Your EMIs may go up
The Reserve Bank of India is due to have its first mid-quarter policy review on Thursday but before that, the government will release the consolidated monthly inflation data for August that could set the tone for a decision to raise interest rates that bankers may be forced to respond to. HT reports. Price warriors on the guardindia Updated: Sep 13, 2010 01:43 IST
You could be in for another jolt on your equated monthly installments (EMIs) on your loans.
The Reserve Bank of India is due to have its first mid-quarter policy review on Thursday but before that, the government will release the consolidated monthly inflation data for August that could set the tone for a decision to raise interest rates that bankers may be forced to respond to.
Economists expect the central bank to announce another round of policy rate hikes that may not be good news for home and consumer loan customers.
Rising demand could further fan prices of products pushing up wholesale prices based inflation that is hovering around 10 per cent. Overall inflation data for August will be released on Tuesday, while the weekly year-on-year inflation for food products released every week stood at 11 per cent last week.
"Given that inflation remains the key policy priority, we expect the RBI to hike the repo and reverse repo rates another 0.25 percentage points. We see an outside chance of the reverse repo rate being raised 0.50 percentage points, depending on the RBI's outlook for liquidity," said Rahul Bajoria, regional economist, Barclays Capital.
The repo is the short-term rate at which the RBI lends to banks while the reverse repo is the rate it pays to banks for funds parked with it.
In July RBI had increased the repo rate by 0.25 percentage points to 5.75 per cent. It had also increased the reverse repo rate by 0.50 percentage points to 4.5 per cent
A higher repo raises the banks' borrowing costs prompting them to raise interest rates it charges on loans for automobile purchases, corporate projects and home building. A higher reverse repo means RBI would suck cash from the system to stymie demand and cool prices.

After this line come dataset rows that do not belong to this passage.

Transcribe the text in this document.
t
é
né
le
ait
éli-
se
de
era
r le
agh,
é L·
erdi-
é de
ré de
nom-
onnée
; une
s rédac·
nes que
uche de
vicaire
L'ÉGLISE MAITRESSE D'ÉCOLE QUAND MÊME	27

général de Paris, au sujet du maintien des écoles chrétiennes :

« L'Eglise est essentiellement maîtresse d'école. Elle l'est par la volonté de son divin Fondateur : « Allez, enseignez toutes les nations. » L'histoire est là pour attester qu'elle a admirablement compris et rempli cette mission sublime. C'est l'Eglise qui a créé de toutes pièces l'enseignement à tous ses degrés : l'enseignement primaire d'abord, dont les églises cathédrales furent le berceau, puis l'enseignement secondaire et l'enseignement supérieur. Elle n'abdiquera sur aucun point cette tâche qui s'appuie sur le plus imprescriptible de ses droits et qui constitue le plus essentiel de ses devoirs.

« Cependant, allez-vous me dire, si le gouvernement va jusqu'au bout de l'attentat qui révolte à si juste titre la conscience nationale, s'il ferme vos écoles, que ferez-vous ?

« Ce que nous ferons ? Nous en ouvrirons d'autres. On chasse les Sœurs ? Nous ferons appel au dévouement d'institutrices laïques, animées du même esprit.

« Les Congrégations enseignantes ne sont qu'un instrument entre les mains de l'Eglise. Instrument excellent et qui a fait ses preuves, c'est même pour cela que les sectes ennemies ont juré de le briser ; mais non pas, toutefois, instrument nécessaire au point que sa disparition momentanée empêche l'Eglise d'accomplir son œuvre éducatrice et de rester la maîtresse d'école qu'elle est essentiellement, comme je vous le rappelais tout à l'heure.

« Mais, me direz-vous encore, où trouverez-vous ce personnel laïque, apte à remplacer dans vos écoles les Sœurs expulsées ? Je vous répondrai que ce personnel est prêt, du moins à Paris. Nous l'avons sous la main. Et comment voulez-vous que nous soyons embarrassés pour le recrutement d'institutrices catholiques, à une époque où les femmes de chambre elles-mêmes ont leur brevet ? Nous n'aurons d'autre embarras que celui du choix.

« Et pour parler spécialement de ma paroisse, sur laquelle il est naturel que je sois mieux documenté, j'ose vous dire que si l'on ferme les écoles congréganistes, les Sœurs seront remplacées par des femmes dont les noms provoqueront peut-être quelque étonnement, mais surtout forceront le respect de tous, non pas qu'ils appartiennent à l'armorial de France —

"Demand is quite high and there will be an attempt from the central bank to cool off, we can expect a 0.25 percentage point hike in the repo rate, though liquidity remains tight," former director of Indian Council for Research in International Economic Relations (ICRIER) Rajiv Kumar told Hindustan Times.
"We are looking at a moderate rate hike in the review," said Sonal Varma, V-P, Nomura Financial Advisory and Securities (India) Pvt. Ltd.